Jeanne Benameur, Ceux Qui Partent, éditions Actes Sud, roman, ISBN : 2330124333 , Paru le 21 Août 2020.

Chronique de Alain Fleitour Février 2020

Jeanne Benameur, Ceux Qui Partent, éditions Actes Sud, roman, ISBN : 2330124333 , Paru le 21 Août 2020. 

À travers le récit de « Ceux qui Partent » en abandonnant le pays de leur enfance, Jeanne Bénameur exprime toute sa tendresse pour les personnages, devenus émigrants du bout du monde. Une journée et une nuit à Ellis Island (NY), dans les premières années d’un autre siècle, pour changer de peau, une nostalgie comme passagère, un exil apaisé peut être.
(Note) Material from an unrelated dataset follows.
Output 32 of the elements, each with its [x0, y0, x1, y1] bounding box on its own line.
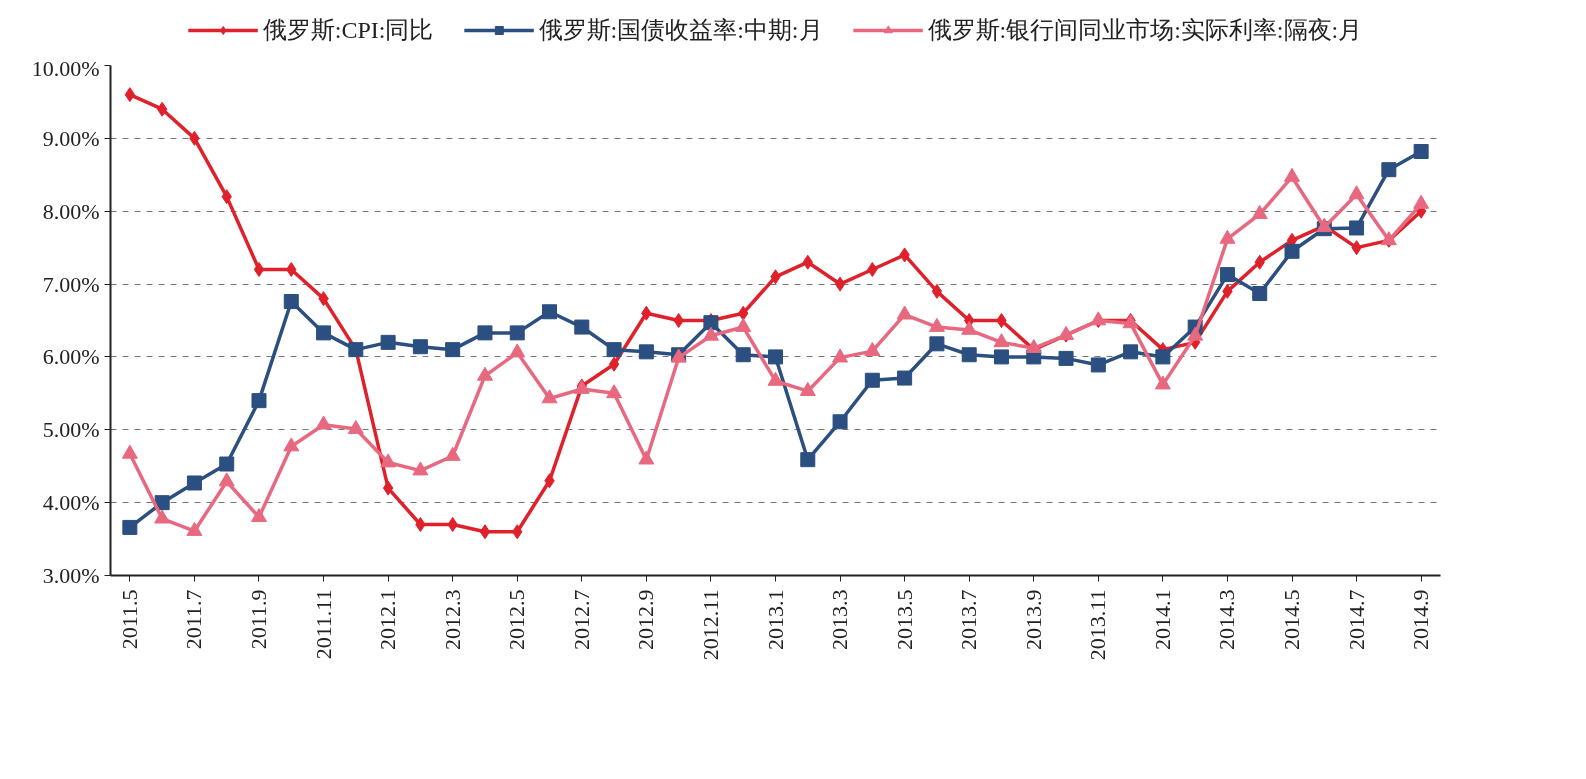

Elle se rappelle, que sa famille a connu l’exil en1958, elle avait cinq ans à son arrivée en France. Son père est algérien et sa mère italienne. Son père restera très attaché à la langue française, sera même exigeant pour abandonner le parler du pays, faisant tout pour que la famille s’intègre . Leur nouvelle langue deviendra le pivot de la vie familiale.
Jeanne sait qu’il faut connaître le manque pour que le poème sonne juste.

Il y a dans cette fiction une volonté de projeter enfin, un regard apaisé sur son passé de migrant, sur les douleurs de l’exil, sur la difficulté de porter une autre culture. La maman italienne s’affranchissait des tabous de la famille, Jeanne, son frère et ses sœurs écoutaient  cette musique du passé, l’italien, la musique de leurs premiers cris.

Jeanne retrouve ses racines italiennes avec délectation, et teste de nouvelles couleurs à épingler à Emilia et Donato et à leur nouvelle vie . Emilia et Donato, n’ont jamais cesser de regarder les bateaux comme s’ils venaient tous, des bords de la Méditerranée.
Emilia, jeune institutrice espère dans ce pays qui s’ouvre à la peinture, y puiser un nouveau souffle pour son travail. Picabia un peintre d’avant garde par exemple, viendra vers 1910 à New-york. Son père, Donato Scarpa, acteur italien, l’accompagne pour la protéger dans cette quête de liberté avec sous le bras son livre fétiche, L’éneïde.

Sa lecture de l’énéïde aux heures d’angoisse fera vibrer et revivre comme un gourmet ses souvenirs d’artiste et de comédien.

Donato sait qu’une langue est plus sûre qu’une maison. Rien ne peut la détruire tant qu’un être la parle. (p. 166)

Andrew Jonsson, photographe New-yorkais de père islandais, crée des passerelles et des liens. La photographie véhicule des images et réanime les êtres. Andrew devient le révélateur, un peu comme un passeur : lui à la recherche d’islandais, parmi les premiers pionniers, auxquels sa mère reste attachée, les migrants eux à la recherche de parents, d’amis, de proches par la langue. Ils cherchent à reconquérir le plus profond d’eux-mêmes.
Chacun se blottit encore dans sa langue maternelle comme dans le premier vêtement du monde.

Migrant pour migrant, Jeanne Bénameur se sent des ailes pour embrasser toutes les minorités opprimées. le génocide arménien est là présent avec Esther, une jeune femme qui fuit les persécutions, celles qui ont enseveli toute la communauté orthodoxe, avec une ampleur que l’histoire a toujours des craintes d’explorer ou de raviver. Esther, elle, rêve simplement de liberté.

Gabor, un tzigane, son violon en bandoulière est une belle image d’une intégration qui se cherche. le violon est sa langue et son langage, il véhicule ses émotions, il fait des rencontres, il existe par sa chair et ses palpitations.
« Comme sur le bateau, il lit pour tous ceux qui ont besoin d’entendre autre chose que des ordres ou des plaintes. Il lit parce que la voix humaine apaise et qu’il le sait, souligne t-elle page 145 « .
La musique et la poésie, portent cette capacité à se trouver bien en soi, de savoir faire une pause, d’adresser un baiser.


Un livre qui respire, qui s’offre aux vents.